Ни дьяки, ни бояре, ни даже Дмитрий Годунов с его расчётливым умом не были в состоянии предвидеть, какое издевательское лицедейство устроит скоро Иван Васильевич на всю Россию. В нём, как в скоморошьем вопле и глумлении, утонут и обиженное бормотание иноков, и жалкие мучения совести. Их Иван Васильевич искупит таким самоунижением, что каждому русскому станет не по себе. А ничего не сделаешь!
Пока ему недоставало решимости. Но подданные уже заботились о том, чтобы наполнить чашу его излишнего терпения. Смех, издевательство, недоумение ударят по его врагам сильнее, чем топоры.
Хотя и топоры не отменялись.
2
Неупокой увидел замок в Троках, как исполнение сна. В синих сумерках, под разгоравшейся луной, из тёмных озёрных вод вознеслись шпиль и длинная крыша донжона, обрывистые стены и вздёрнутая к небу воротная башня. В неё упирался подъёмный мост через протоку. Замок был военным укреплением, гнездом руководителя разведки и в то же время — окаменевшей литовской сказкой про замок посреди озера.
Лунный сумеречный свет лежал на воде, как на слюде окна подземного жилища некоего духа, хозяина страны; а в дальних камышах плескались лаймы, любившие детей.
Когда Рудак с Неупокоем отчалили от низкого берега, далёкая стена, спускавшаяся прямо в воду, выглядела безлюдной и нестрашной.

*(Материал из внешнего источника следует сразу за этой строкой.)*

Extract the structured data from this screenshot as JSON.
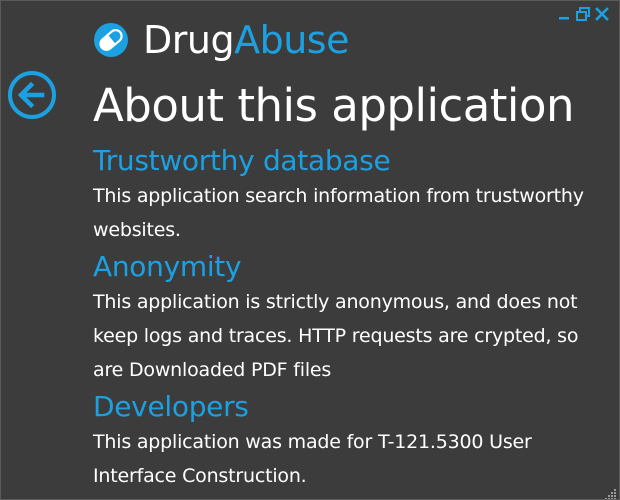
{
  "app": {
    "title_part1": "Drug",
    "title_part2": "Abuse"
  },
  "window": {
    "controls": [
      "minimize-icon",
      "restore-icon",
      "close-icon"
    ]
  },
  "page": {
    "title": "About this application"
  },
  "sections": [
    {
      "heading": "Trustworthy database",
      "text": "This application search information from trustworthy websites."
    },
    {
      "heading": "Anonymity",
      "text": "This application is strictly anonymous, and does not keep logs and traces. HTTP requests are crypted, so are Downloaded PDF files"
    },
    {
      "heading": "Developers",
      "text": "This application was made for T-121.5300 User Interface Construction."
    }
  ],
  "colors": {
    "accent": "#1ba1e2",
    "background": "#3c3c3c",
    "text": "#ffffff"
  },
  "icons": {
    "logo": "pill-icon",
    "back": "back-arrow-icon",
    "resize": "resize-grip-icon"
  }
}
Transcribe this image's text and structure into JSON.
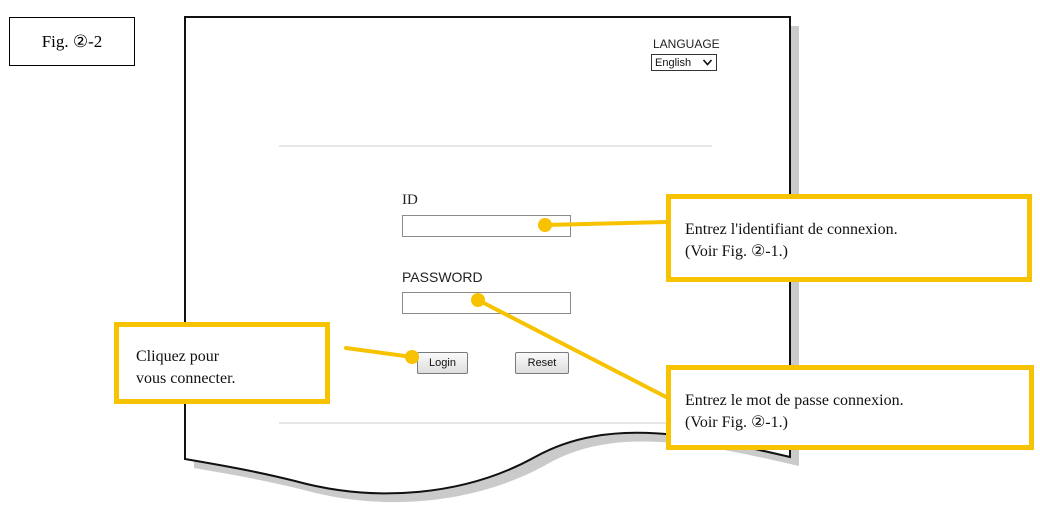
{
  "figure": {
    "label": "Fig. ②-2"
  },
  "language": {
    "label": "LANGUAGE",
    "selected": "English"
  },
  "login_form": {
    "id_label": "ID",
    "id_value": "",
    "password_label": "PASSWORD",
    "password_value": "",
    "login_button": "Login",
    "reset_button": "Reset"
  },
  "callouts": {
    "id_hint": {
      "line1": "Entrez l'identifiant de connexion.",
      "line2": "(Voir Fig. ②-1.)"
    },
    "password_hint": {
      "line1": "Entrez le mot de passe connexion.",
      "line2": "(Voir Fig. ②-1.)"
    },
    "login_hint": {
      "line1": "Cliquez pour",
      "line2": "vous connecter."
    }
  },
  "colors": {
    "callout_accent": "#f7c200",
    "paper_border": "#111111"
  },
  "icons": {
    "select_arrow": "chevron-down-icon"
  }
}
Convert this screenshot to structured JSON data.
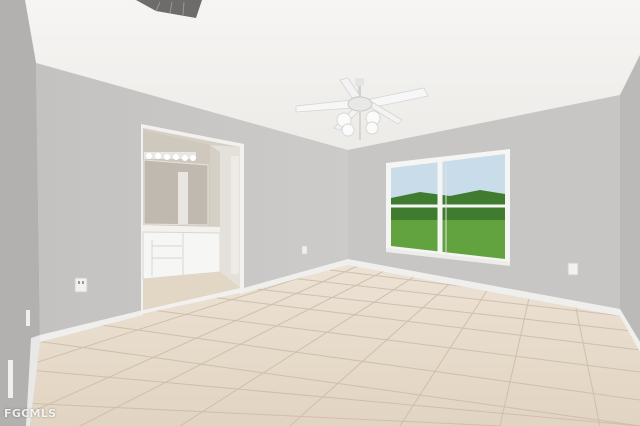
{
  "photo": {
    "subject": "empty-room",
    "watermark": "FGCMLS"
  },
  "colors": {
    "ceiling": "#f3f2f0",
    "wall_left": "#b9b7b5",
    "wall_back": "#c9c7c5",
    "wall_right": "#bebcba",
    "baseboard": "#f2f2f0",
    "floor": "#e6d9c8",
    "grout": "#cdbfae",
    "window_frame": "#f4f4f4",
    "lawn": "#5c9c3b",
    "trees": "#3e7a2e",
    "sky": "#c9dcea",
    "vanity": "#f4f4f2",
    "bath_wall": "#cfc9bf"
  },
  "icons": [
    "ceiling-fan-icon",
    "ac-vent-icon",
    "outlet-icon",
    "vanity-light-icon"
  ]
}
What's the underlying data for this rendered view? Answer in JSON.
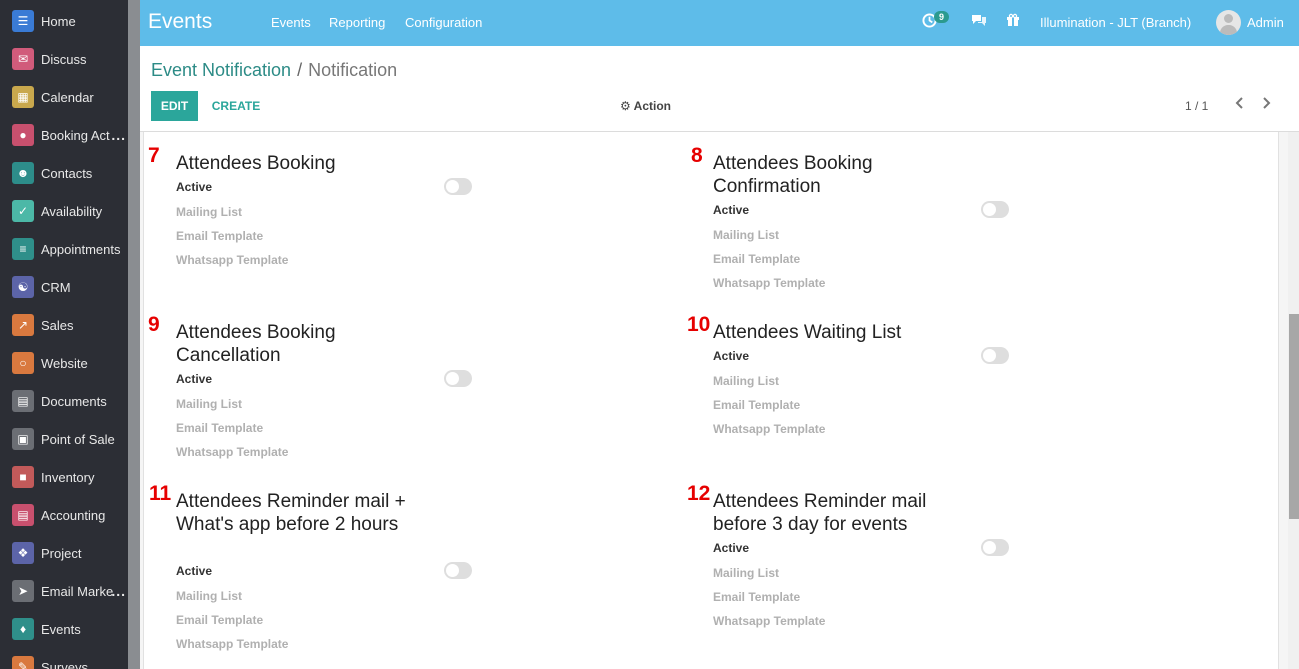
{
  "sidebar": {
    "items": [
      {
        "label": "Home",
        "icon": "home-icon",
        "color": "#3a7bd5",
        "ellipsis": ""
      },
      {
        "label": "Discuss",
        "icon": "chat-icon",
        "color": "#d15b7b",
        "ellipsis": ""
      },
      {
        "label": "Calendar",
        "icon": "calendar-icon",
        "color": "#c9a84d",
        "ellipsis": ""
      },
      {
        "label": "Booking Act",
        "icon": "booking-icon",
        "color": "#c8506e",
        "ellipsis": "..."
      },
      {
        "label": "Contacts",
        "icon": "contacts-icon",
        "color": "#2d8d8a",
        "ellipsis": ""
      },
      {
        "label": "Availability",
        "icon": "availability-icon",
        "color": "#4cb8a7",
        "ellipsis": ""
      },
      {
        "label": "Appointments",
        "icon": "appointments-icon",
        "color": "#2f8f8a",
        "ellipsis": ""
      },
      {
        "label": "CRM",
        "icon": "handshake-icon",
        "color": "#5c64a8",
        "ellipsis": ""
      },
      {
        "label": "Sales",
        "icon": "chart-icon",
        "color": "#d9793f",
        "ellipsis": ""
      },
      {
        "label": "Website",
        "icon": "globe-icon",
        "color": "#d9793f",
        "ellipsis": ""
      },
      {
        "label": "Documents",
        "icon": "documents-icon",
        "color": "#6b6e74",
        "ellipsis": ""
      },
      {
        "label": "Point of Sale",
        "icon": "pos-icon",
        "color": "#6b6e74",
        "ellipsis": ""
      },
      {
        "label": "Inventory",
        "icon": "inventory-icon",
        "color": "#c25a5a",
        "ellipsis": ""
      },
      {
        "label": "Accounting",
        "icon": "accounting-icon",
        "color": "#c8506e",
        "ellipsis": ""
      },
      {
        "label": "Project",
        "icon": "puzzle-icon",
        "color": "#5c64a8",
        "ellipsis": ""
      },
      {
        "label": "Email Marke",
        "icon": "paper-plane-icon",
        "color": "#6b6e74",
        "ellipsis": "..."
      },
      {
        "label": "Events",
        "icon": "ticket-icon",
        "color": "#2f8f8a",
        "ellipsis": ""
      },
      {
        "label": "Surveys",
        "icon": "survey-icon",
        "color": "#d9793f",
        "ellipsis": ""
      }
    ]
  },
  "topbar": {
    "app_title": "Events",
    "menu": [
      "Events",
      "Reporting",
      "Configuration"
    ],
    "activity_count": "9",
    "company": "Illumination - JLT (Branch)",
    "user": "Admin"
  },
  "control_panel": {
    "breadcrumb_parent": "Event Notification",
    "breadcrumb_sep": "/",
    "breadcrumb_current": "Notification",
    "edit_label": "EDIT",
    "create_label": "CREATE",
    "action_label": "Action",
    "pager": "1 / 1"
  },
  "labels": {
    "active": "Active",
    "mailing_list": "Mailing List",
    "email_template": "Email Template",
    "whatsapp_template": "Whatsapp Template"
  },
  "notifications": [
    {
      "number": "7",
      "title": "Attendees Booking",
      "active": false
    },
    {
      "number": "8",
      "title": "Attendees Booking Confirmation",
      "active": false
    },
    {
      "number": "9",
      "title": "Attendees Booking Cancellation",
      "active": false
    },
    {
      "number": "10",
      "title": "Attendees Waiting List",
      "active": false
    },
    {
      "number": "11",
      "title": "Attendees Reminder mail + What's app before 2 hours",
      "active": false
    },
    {
      "number": "12",
      "title": "Attendees Reminder mail before 3 day for events",
      "active": false
    }
  ]
}
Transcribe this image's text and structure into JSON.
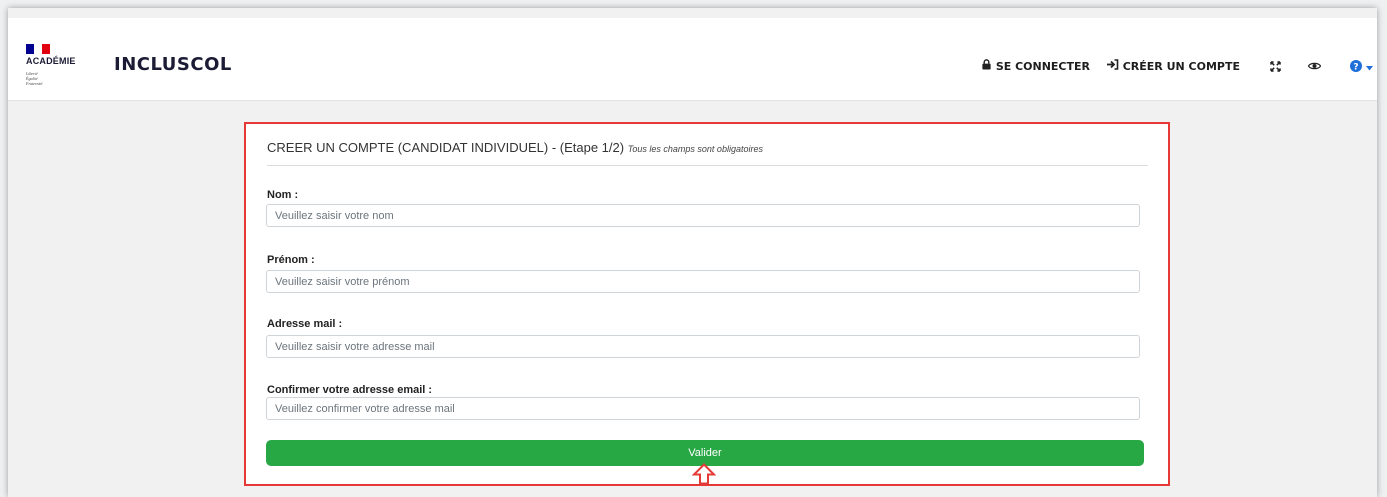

С неё, вдали от башен, Крица должен был спустить им «лествицу Иакова». Рудак грёб осторожно, от затуманенной луны вода под лопастями вязко колыхалась, капли сливались с нею почти без звука. Стена росла. Стала видна песчаная коса с рассеянными камнями. Между зубцами заколыхался свет. Наверно, городничий менял дозорных. Потом из ямы замкового двора, сильно приглушённая стенами, вознеслась песня. Шляхта и драбы праздновали пятидесятницу, или, как говорили в Литве, троицу.
— Повезло Крице, — хихикнул Рудак. — Али не поднесут?
На троицу Неупокой рассчитывал. И на туман. Рудак, насколько было можно, вёл лодку по протокам между островками, а когда осталось саженей сто открытой, просматриваемой со стены, воды, туман сгустился над вершинами тяжёлых ив и вовсе замутил луну. Стена и берег слились с чёрной купелью озера.
У берега устало курлыкали лягушки. Лодка шаркнула днищем по песку. Рудак затявкал бездомным псом. Это был знак для Крицы.
Песню в замке приморило. Над головою, на стене не было слышно ни шороха, ни звяка. Самое время было бы ударить хорошему дождю, да разве его выпросишь в небесных приказах? Там та же волокита, что в земных.
Плеснула рыба. Шлёпанье плавников выходило гулким, словно в озеро кидали камешки. Рудак первым сообразил, что это и вправду камешки. Он выскочил из лодки и двинулся по берегу на плеск. «Лествица Иакова» уже свисала со стены. Первым, летуче перекрестившись, полез Рудак.